In both countries, the relationship of heritage to modernity and its place in contexts of rapid urban transformation have been key issues. His contribution to the disciplines of cultural heritage and geography were recognised by the Australia Academy of Social Sciences last year when he became one of its members. It is therefore with Bill’s own contribution to understanding the place of heritage in times of transformation that we call for papers around this theme.
The Symposium will open with a special keynote address by Professor Logan on the evening of the 19th of November. This will be followed on the 20th of November by a keynote address from Dr Tim Winter, a senior Research Fellow from the Cultural Research Institute at the University of Western Sydney. Dr Winter, like Professor Logan, specializes in heritage issues in South East Asia. The conference will finish with a paper on recent developments in Nova Scotia, Canada, around a new World Heritage nomination by Professor Brenda Trofanenko, a Canada Chair at the University of Wolfville in Canada.
It is a well established truth that heritage is most often used to represent and codify collective forms of identity. As such heritage is most often associated with the notion that things have always been the same, from time immemorial. Time stops, so to speak. In this context heritage almost always is related to notions of tradition and continuity. Its function is to make time and space continuous. It is therefore unsurprising that heritage is often understood as culturally conservative and by definition, against change and development.

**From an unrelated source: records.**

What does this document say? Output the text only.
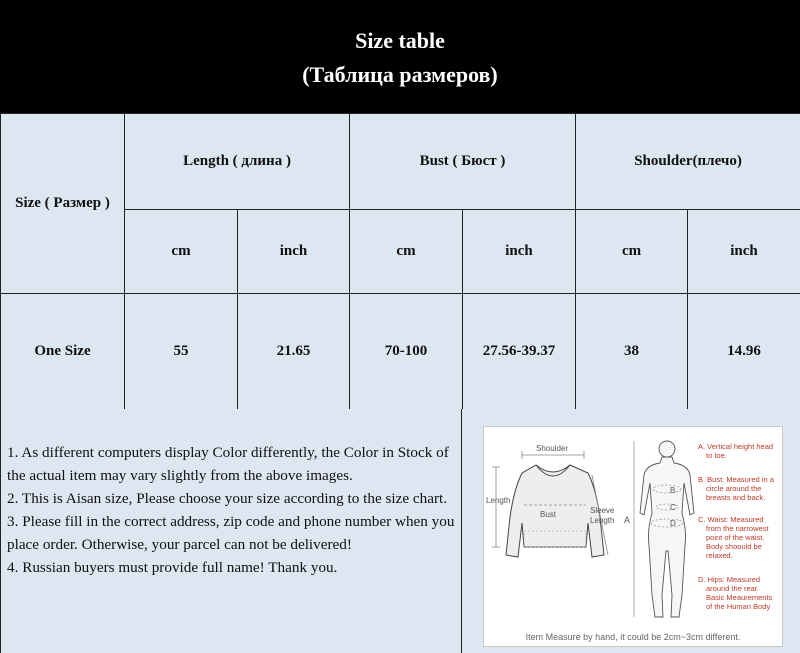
Size table
(Таблица размеров)
Size ( Размер )	Length ( длина )		Bust ( Бюст )		Shoulder(плечо)	
	cm	inch	cm	inch	cm	inch
One Size	55	21.65	70-100	27.56-39.37	38	14.96

1. As different computers display Color differently, the Color in Stock of the actual item may vary slightly from the above images.

2. This is Aisan size, Please choose your size according to the size chart.

3. Please fill in the correct address, zip code and phone number when you place order. Otherwise, your parcel can not be delivered!

4. Russian buyers must provide full name! Thank you.

Shoulder
Length
Bust	Sleeve
Length
B
C
D
A
A. Vertical height head
to toe.
B. Bust: Measured in a
circle around the
breasts and back.
C. Waist: Measured
from the narrowest
point of the waist.
Body shoould be
relaxed.
D. Hips: Measured
around the rear.
Basic Meaurements
of the Human Body
Item Measure by hand, it could be 2cm~3cm different.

In this symposium though, we are interested in the association between heritage and discontinuity rather than continuity. What roles does heritage take in times of rapid transformation? What is its relationship to notions of change? There are a number of possibilities that we are interested in exploring. For example, rather than creating an unbroken, linear relationship with the past , heritage becomes that which demarcates the past from the present. In this scenario, heritage might be something we long for but can no longer access or, alternatively, something that we try to reconnect with in order to create a sense of continuity in what is otherwise a field of discontinuities. While this might be nostalgic it could also be critically motivated. It might also be something we wish to disavow and forget. Of interest then, is the question of how heritage can be used to address processes of change?
Whether used as a positive or as a negative force, heritage can be a resource for societies undergoing extensive forms of transformation. Such forms of transformation could be modernisation, the rise of democracy in formerly authoritarian societies, post-war reconstruction, the development of multicultural societies under the impact of globalisation and consequent mass migration, urban development pressures, changing economic structures and so on.
In this special one day session we will be exploring such questions as: How is heritage being used to manage processes of change? How are these uses manifested in heritage sites, in museums, and in other cultural sites more generally? How does heritage critically engage with ideas of ‘progress’? Can or is heritage used to address present day issues and what kinds of issues are they? Can heritage be a critical resource to the management of our future? How might it contribute to our sense of place and community? What kinds of interpretation strategies might enable this to occur?
The event is free and will be catered.
Abstracts of 250 words are invited from colleagues by the 20th of October 2012. Papers will be 20 minutes long with time for discussion.